This was not only the easiest Indian curry chicken/sauce that I have ever attempted, it was also the most delicious. Adapted from www.passionateaboutbaking.com. [Photo above taken from passionateaboutbaking.com]
- 2 large chicken breasts on the bone, each chopped into 4 or 5 pieces
- 6 cloves of garlic, chopped
- 2 limes, juiced and zested
- 1/2 jalapeno, seeds and rind removed, sliced paper thin
- 1/2 tsp red pepper flakes
- 1/4 tsp white pepper
- 1 tbsp coarse sea salt
- 1/2 small onion, chopped
- 2 tbsp butter
- 1.5 cups plain yogurt
- 2 tbsp ground coriander seed
- Generous handful of cilantro leaves, chopped
- Combine the garlic, lime juice and zest, jalapenos, red pepper flakes, white pepper and salt, and use this to marinate the chicken for at least 30 minutes.

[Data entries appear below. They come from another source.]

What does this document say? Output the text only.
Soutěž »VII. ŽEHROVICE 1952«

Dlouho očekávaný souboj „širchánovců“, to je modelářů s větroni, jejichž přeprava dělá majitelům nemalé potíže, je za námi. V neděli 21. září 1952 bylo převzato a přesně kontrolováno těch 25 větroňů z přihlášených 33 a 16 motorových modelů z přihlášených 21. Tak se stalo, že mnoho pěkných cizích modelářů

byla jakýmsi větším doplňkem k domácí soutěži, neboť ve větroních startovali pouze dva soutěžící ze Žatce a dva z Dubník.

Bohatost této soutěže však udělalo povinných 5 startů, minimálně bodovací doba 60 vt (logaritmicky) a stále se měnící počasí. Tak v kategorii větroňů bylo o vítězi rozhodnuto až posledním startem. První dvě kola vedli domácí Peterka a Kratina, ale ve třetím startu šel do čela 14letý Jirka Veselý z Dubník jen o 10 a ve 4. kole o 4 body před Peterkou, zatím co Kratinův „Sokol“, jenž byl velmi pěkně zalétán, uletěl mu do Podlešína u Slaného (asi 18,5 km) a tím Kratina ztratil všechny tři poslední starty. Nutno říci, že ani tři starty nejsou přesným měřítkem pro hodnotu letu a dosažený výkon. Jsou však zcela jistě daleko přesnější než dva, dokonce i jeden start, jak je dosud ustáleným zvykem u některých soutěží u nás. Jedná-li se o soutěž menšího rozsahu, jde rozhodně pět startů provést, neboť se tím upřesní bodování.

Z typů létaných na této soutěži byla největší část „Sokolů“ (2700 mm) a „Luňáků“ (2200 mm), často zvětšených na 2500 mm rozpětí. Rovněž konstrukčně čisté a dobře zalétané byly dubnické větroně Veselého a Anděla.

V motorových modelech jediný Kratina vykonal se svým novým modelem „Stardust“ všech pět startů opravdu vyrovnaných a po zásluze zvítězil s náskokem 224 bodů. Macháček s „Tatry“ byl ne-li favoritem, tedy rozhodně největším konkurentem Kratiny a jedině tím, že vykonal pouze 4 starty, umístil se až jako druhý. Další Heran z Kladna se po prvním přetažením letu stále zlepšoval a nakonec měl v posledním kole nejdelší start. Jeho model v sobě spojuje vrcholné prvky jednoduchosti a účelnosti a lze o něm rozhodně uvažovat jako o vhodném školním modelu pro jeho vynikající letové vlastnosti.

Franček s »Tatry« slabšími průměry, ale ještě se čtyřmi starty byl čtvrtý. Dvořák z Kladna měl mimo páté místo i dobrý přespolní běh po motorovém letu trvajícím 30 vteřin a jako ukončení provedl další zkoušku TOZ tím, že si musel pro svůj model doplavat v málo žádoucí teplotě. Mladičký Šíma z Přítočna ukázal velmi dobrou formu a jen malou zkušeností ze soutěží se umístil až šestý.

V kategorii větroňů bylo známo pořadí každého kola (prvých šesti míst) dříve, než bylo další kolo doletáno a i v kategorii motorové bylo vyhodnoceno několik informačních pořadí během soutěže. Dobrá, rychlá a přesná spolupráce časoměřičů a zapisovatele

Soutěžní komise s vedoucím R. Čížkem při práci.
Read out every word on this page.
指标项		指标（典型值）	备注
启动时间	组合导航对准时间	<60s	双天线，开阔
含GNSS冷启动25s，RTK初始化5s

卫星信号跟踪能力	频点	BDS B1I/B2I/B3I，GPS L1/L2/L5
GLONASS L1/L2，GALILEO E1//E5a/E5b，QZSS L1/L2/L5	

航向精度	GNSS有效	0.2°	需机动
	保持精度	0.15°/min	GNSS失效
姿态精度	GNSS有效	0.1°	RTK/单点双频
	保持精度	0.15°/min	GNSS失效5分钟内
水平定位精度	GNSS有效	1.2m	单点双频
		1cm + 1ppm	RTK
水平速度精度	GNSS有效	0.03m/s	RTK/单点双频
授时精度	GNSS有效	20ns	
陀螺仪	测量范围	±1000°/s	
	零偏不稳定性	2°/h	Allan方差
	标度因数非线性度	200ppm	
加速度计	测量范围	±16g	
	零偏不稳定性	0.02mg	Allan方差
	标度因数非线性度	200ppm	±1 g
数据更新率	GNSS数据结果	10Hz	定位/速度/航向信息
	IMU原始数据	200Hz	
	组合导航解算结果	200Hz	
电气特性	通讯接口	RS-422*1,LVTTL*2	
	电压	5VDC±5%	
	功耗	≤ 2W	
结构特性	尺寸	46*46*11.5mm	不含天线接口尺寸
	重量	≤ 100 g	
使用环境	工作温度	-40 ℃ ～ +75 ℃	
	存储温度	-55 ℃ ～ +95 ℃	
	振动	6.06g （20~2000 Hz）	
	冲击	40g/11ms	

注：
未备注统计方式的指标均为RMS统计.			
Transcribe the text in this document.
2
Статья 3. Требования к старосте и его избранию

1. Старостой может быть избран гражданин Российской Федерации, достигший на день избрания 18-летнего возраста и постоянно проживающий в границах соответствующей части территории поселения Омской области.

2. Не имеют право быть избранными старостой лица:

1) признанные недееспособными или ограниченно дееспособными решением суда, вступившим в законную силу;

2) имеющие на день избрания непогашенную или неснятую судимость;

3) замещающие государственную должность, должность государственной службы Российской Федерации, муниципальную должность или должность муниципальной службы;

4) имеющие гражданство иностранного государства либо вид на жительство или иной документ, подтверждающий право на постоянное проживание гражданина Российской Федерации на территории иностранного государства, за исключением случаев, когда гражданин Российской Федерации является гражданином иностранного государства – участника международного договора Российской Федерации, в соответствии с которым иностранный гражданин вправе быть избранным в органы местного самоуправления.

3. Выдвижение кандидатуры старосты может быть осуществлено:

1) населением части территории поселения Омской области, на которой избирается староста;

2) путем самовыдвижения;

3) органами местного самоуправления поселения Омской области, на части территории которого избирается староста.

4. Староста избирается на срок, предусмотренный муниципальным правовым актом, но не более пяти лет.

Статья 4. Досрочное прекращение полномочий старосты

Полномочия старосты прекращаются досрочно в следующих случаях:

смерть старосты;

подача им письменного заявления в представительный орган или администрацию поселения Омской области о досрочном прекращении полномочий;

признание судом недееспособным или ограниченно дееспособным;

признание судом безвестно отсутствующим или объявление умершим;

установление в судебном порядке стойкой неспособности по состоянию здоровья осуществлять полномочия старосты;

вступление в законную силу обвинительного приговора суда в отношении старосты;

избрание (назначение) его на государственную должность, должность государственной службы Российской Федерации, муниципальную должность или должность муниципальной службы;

- Combine the yogurt, coriander seed, and cilantro, and set aside for later use.
- Melt butter in a heavy bottomed pan over medium-high heat, and cook the onions until slightly caramelized.
- Add the chicken pieces and brown well.
- Add the yogurt mixture to the chicken, and mix to combine.
- Put the lid on and simmer for another 5-7 minutes, until chicken is cooked through.